The resulting values approximate the sampling distribution of the statistic.

Bootstrap example: sample median

The sample median is often harder to study analytically than the sample mean.

Suppose our statistic is

\[ T = \text{median}(X). \]

Suppose we want to estimate its standard error.
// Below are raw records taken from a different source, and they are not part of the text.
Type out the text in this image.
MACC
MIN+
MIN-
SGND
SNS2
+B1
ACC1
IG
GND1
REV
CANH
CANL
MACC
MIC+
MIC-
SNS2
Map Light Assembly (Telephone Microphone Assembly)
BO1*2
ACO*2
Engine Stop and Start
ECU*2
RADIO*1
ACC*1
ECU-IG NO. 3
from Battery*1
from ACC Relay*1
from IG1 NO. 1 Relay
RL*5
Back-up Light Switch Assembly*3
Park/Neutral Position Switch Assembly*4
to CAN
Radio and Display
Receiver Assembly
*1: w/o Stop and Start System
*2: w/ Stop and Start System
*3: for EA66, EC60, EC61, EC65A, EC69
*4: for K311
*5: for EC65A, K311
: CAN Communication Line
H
How could we do that?

We can use the bootstrap to approximate the sampling distribution of the sample median and estimate its standard error.

Bootstrap example: median in R

set.seed(123)

x <- c(5.1, 6.2, 4.9, 5.7, 100.0, 6.0, 5.4, 5.8, 6.1, 5.6)

T_obs <- median(x)

B <- 3000
T_boot <- numeric(B)

n <- length(x)

for (b in 1:B) {
  x_boot <- sample(x, size = n, replace = TRUE)
  T_boot[b] <- median(x_boot)
}

hist(T_boot,
     main = "Bootstrap Distribution of the Sample Median",
     xlab = "Bootstrap median",
     col = "lightgray",
     border = "white")

abline(v = T_obs, lwd = 2, lty = 2)

sd(T_boot)

## [1] 1.504813

quantile(T_boot, c(0.025, 0.975))

##  2.5% 97.5% 
##   5.4   6.1

Bootstrap example: correlation

We can also bootstrap statistics like the sample correlation.

If our statistic is

\[ T = r(x,y), \]

we can:

• resample the observed \((x_i, y_i)\) pairs with replacement
• compute the correlation for each bootstrap sample
• use the resulting values to estimate a standard error or confidence interval

Important note

For bootstrap, we usually resample the observed units or pairs, not the variables separately.
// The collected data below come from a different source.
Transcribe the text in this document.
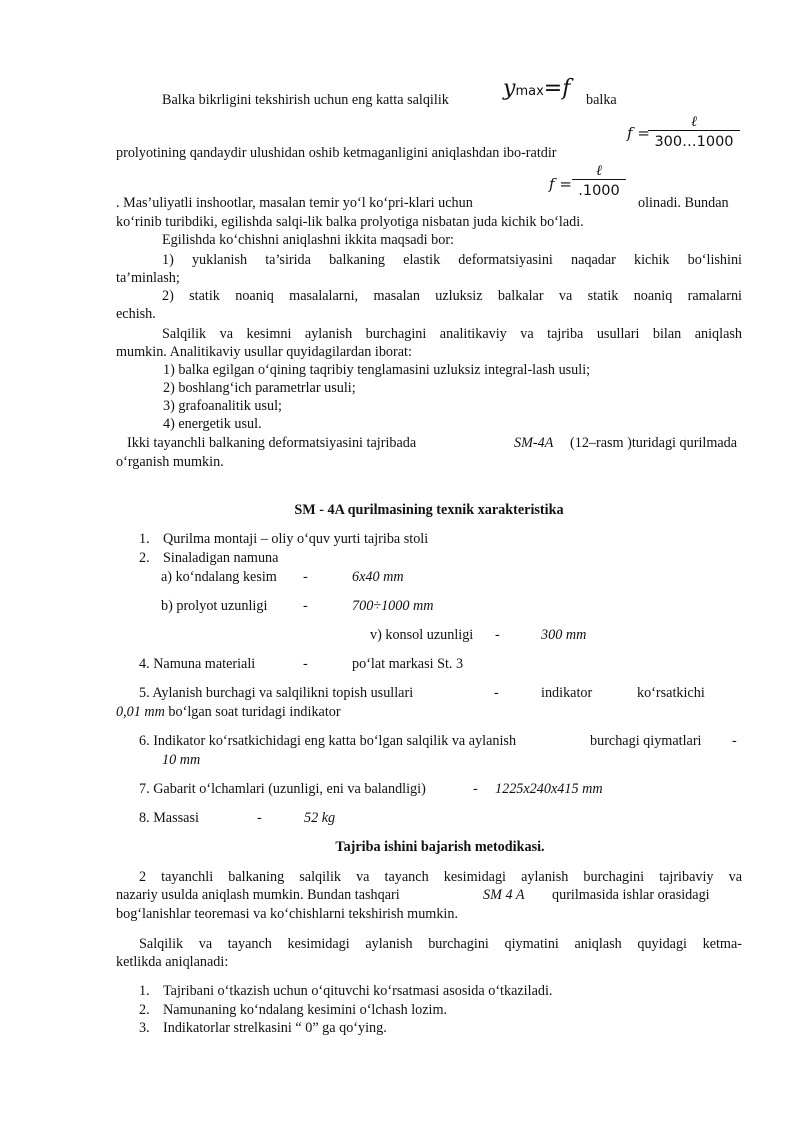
Balka bikrligini tekshirish uchun eng katta salqilik ymax=f balka
prolyotining qandaydir ulushidan oshib ketmaganligini aniqlashdan ibo-ratdir
f =
ℓ
300…1000
. Mas’uliyatli inshootlar, masalan temir yo‘l ko‘pri-klari uchun
f =
ℓ
.1000
olinadi. Bundan
ko‘rinib turibdiki, egilishda salqi-lik balka prolyotiga nisbatan juda kichik bo‘ladi.
Egilishda ko‘chishni aniqlashni ikkita maqsadi bor:
1) yuklanish ta’sirida balkaning elastik deformatsiyasini naqadar kichik bo‘lishini
ta’minlash;
2) statik noaniq masalalarni, masalan uzluksiz balkalar va statik noaniq ramalarni
echish.
Salqilik va kesimni aylanish burchagini analitikaviy va tajriba usullari bilan aniqlash
mumkin. Analitikaviy usullar quyidagilardan iborat:
1) balka egilgan o‘qining taqribiy tenglamasini uzluksiz integral-lash usuli;
2) boshlang‘ich parametrlar usuli;
3) grafoanalitik usul;
4) energetik usul.
Ikki tayanchli balkaning deformatsiyasini tajribada	SM-4A (12–rasm )turidagi qurilmada
o‘rganish mumkin.
SM - 4A qurilmasining texnik xarakteristika
1. Qurilma montaji – oliy o‘quv yurti tajriba stoli
2. Sinaladigan namuna
a) ko‘ndalang kesim -	6x40 mm
b) prolyot uzunligi	-	700÷1000 mm
v) konsol uzunligi -	300 mm
4. Namuna materiali	-	po‘lat markasi St. 3
5. Aylanish burchagi va salqilikni topish usullari	-	indikator	ko‘rsatkichi
0,01 mm bo‘lgan soat turidagi indikator
6. Indikator ko‘rsatkichidagi eng katta bo‘lgan salqilik va aylanish	burchagi qiymatlari -
10 mm
7. Gabarit o‘lchamlari (uzunligi, eni va balandligi)	- 1225x240x415 mm
8. Massasi	-	52 kg
Tajriba ishini bajarish metodikasi.
2 tayanchli balkaning salqilik va tayanch kesimidagi aylanish burchagini tajribaviy va
nazariy usulda aniqlash mumkin. Bundan tashqari	SM 4 A qurilmasida ishlar orasidagi
bog‘lanishlar teoremasi va ko‘chishlarni tekshirish mumkin.
Salqilik va tayanch kesimidagi aylanish burchagini qiymatini aniqlash quyidagi ketma-
ketlikda aniqlanadi:
1. Tajribani o‘tkazish uchun o‘qituvchi ko‘rsatmasi asosida o‘tkaziladi.
2. Namunaning ko‘ndalang kesimini o‘lchash lozim.
3. Indikatorlar strelkasini “ 0” ga qo‘ying.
Bootstrap example: correlation in R

set.seed(123)

x <- c(2.1, 3.4, 4.0, 4.8, 5.2, 6.1, 6.5, 7.3, 8.0, 8.7,
       9.1, 9.8, 10.4, 11.2, 11.8)

y <- c(3.2, 4.1, 4.5, 4.9, 5.7, 6.0, 6.8, 7.4, 7.9, 8.8,
       8.9, 9.5, 10.2, 10.8, 11.6)

dat <- data.frame(x = x, y = y)

T_obs <- cor(dat$x, dat$y)

B <- 3000
T_boot <- numeric(B)
n <- nrow(dat)

for (b in 1:B) {
  idx <- sample(1:n, size = n, replace = TRUE)
  dat_boot <- dat[idx, ]
  T_boot[b] <- cor(dat_boot$x, dat_boot$y)
}

hist(T_boot,
     main = "Bootstrap Distribution of the Correlation",
     xlab = "Bootstrap correlation",
     col = "lightgray",
     border = "white")

abline(v = T_obs, lwd = 2, lty = 2)

sd(T_boot)

## [1] 0.001172787

quantile(T_boot, c(0.025, 0.975))

##      2.5%     97.5% 
## 0.9947673 0.9991965

Bootstrap example: regression coefficient

Suppose we fit the model

\[ Y_i = \beta_0 + \beta_1 x_i + \varepsilon_i \]
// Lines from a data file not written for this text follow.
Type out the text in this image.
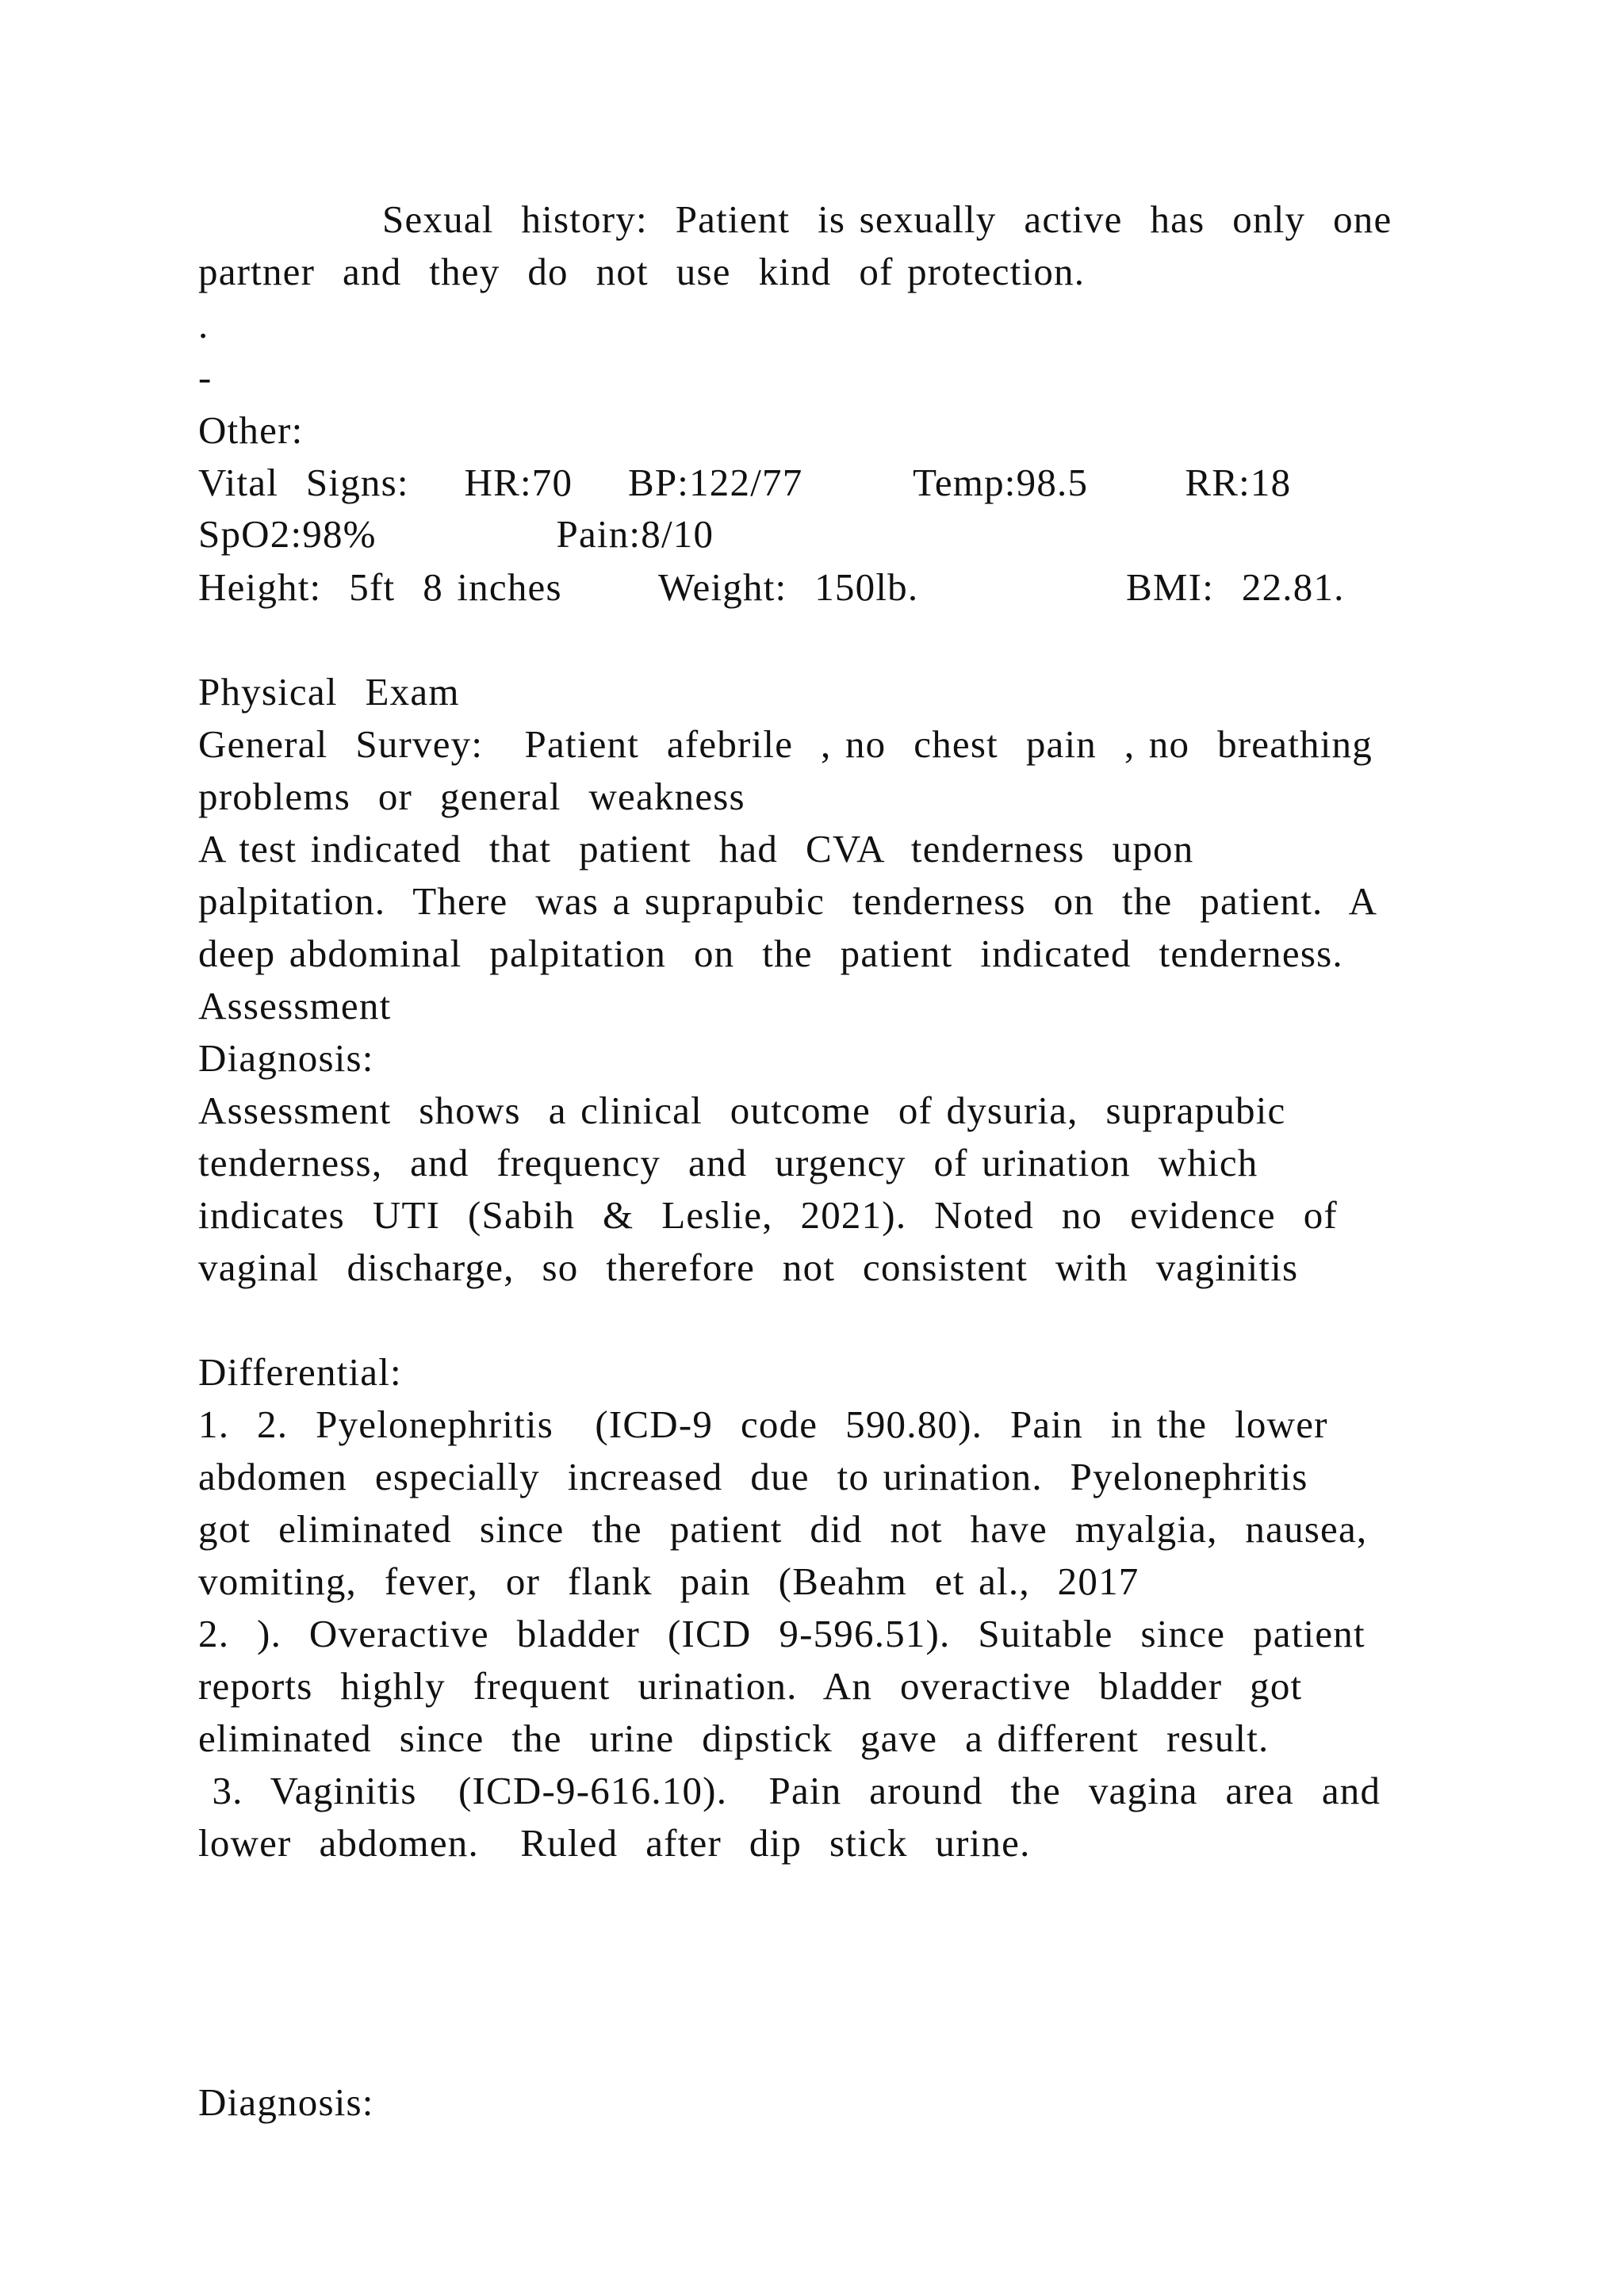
Sexual  history:  Patient  is sexually  active  has  only  one
partner  and  they  do  not  use  kind  of protection.
.
-
Other:
Vital  Signs:    HR:70    BP:122/77        Temp:98.5       RR:18
SpO2:98%             Pain:8/10
Height:  5ft  8 inches       Weight:  150lb.               BMI:  22.81.
Physical  Exam
General  Survey:   Patient  afebrile  , no  chest  pain  , no  breathing
problems  or  general  weakness
A test indicated  that  patient  had  CVA  tenderness  upon
palpitation.  There  was a suprapubic  tenderness  on  the  patient.  A
deep abdominal  palpitation  on  the  patient  indicated  tenderness.
Assessment
Diagnosis:
Assessment  shows  a clinical  outcome  of dysuria,  suprapubic
tenderness,  and  frequency  and  urgency  of urination  which
indicates  UTI  (Sabih  &  Leslie,  2021).  Noted  no  evidence  of
vaginal  discharge,  so  therefore  not  consistent  with  vaginitis
Differential:
1.  2.  Pyelonephritis   (ICD-9  code  590.80).  Pain  in the  lower
abdomen  especially  increased  due  to urination.  Pyelonephritis
got  eliminated  since  the  patient  did  not  have  myalgia,  nausea,
vomiting,  fever,  or  flank  pain  (Beahm  et al.,  2017
2.  ).  Overactive  bladder  (ICD  9-596.51).  Suitable  since  patient
reports  highly  frequent  urination.  An  overactive  bladder  got
eliminated  since  the  urine  dipstick  gave  a different  result.
3.  Vaginitis   (ICD-9-616.10).   Pain  around  the  vagina  area  and
lower  abdomen.   Ruled  after  dip  stick  urine.
Diagnosis:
and want uncertainty for \(\hat{\beta}_1\).

We can:

• resample the observed \((x_i, y_i)\) pairs with replacement
• refit the model on each bootstrap sample
• record the estimated slope each time

This gives a bootstrap approximation to the sampling distribution of \(\hat{\beta}_1\).

Bootstrap example: regression slope in R

library(ISLR2)
data(Boston)

fit_obs <- lm(medv ~ lstat, data = Boston)
T_obs <- coef(fit_obs)["lstat"]

B <- 2000
T_boot <- numeric(B)
n <- nrow(Boston)

for (b in 1:B) {
  idx <- sample(1:n, size = n, replace = TRUE)
  boot_dat <- Boston[idx, ]
  fit_boot <- lm(medv ~ lstat, data = boot_dat)
  T_boot[b] <- coef(fit_boot)["lstat"]
}

hist(T_boot,
     main = "Bootstrap Distribution of the Regression Slope",
     xlab = "Bootstrap slope estimate",
     col = "lightgray",
     border = "white")

abline(v = T_obs, lwd = 2, lty = 2)

sd(T_boot)

## [1] 0.0494498

quantile(T_boot, c(0.025, 0.975))

##       2.5%      97.5% 
## -1.0521315 -0.8568269

Permutation vs bootstrap

Although both involve repeated resampling, they answer different questions.

Permutation

• target: null distribution
• goal: hypothesis testing
• common action: shuffle labels, pairings, or assignments

Bootstrap

• target: sampling distribution
• goal: uncertainty quantification
• common action: resample observations with replacement

Summary

• Monte Carlo under \(H_0\): simulate from a known null model
• Permutation: build a null distribution from the observed data using exchangeability
• Bootstrap: approximate the sampling distribution of an estimator by resampling with replacement

Big picture

Different resampling methods approximate different distributions used in inference.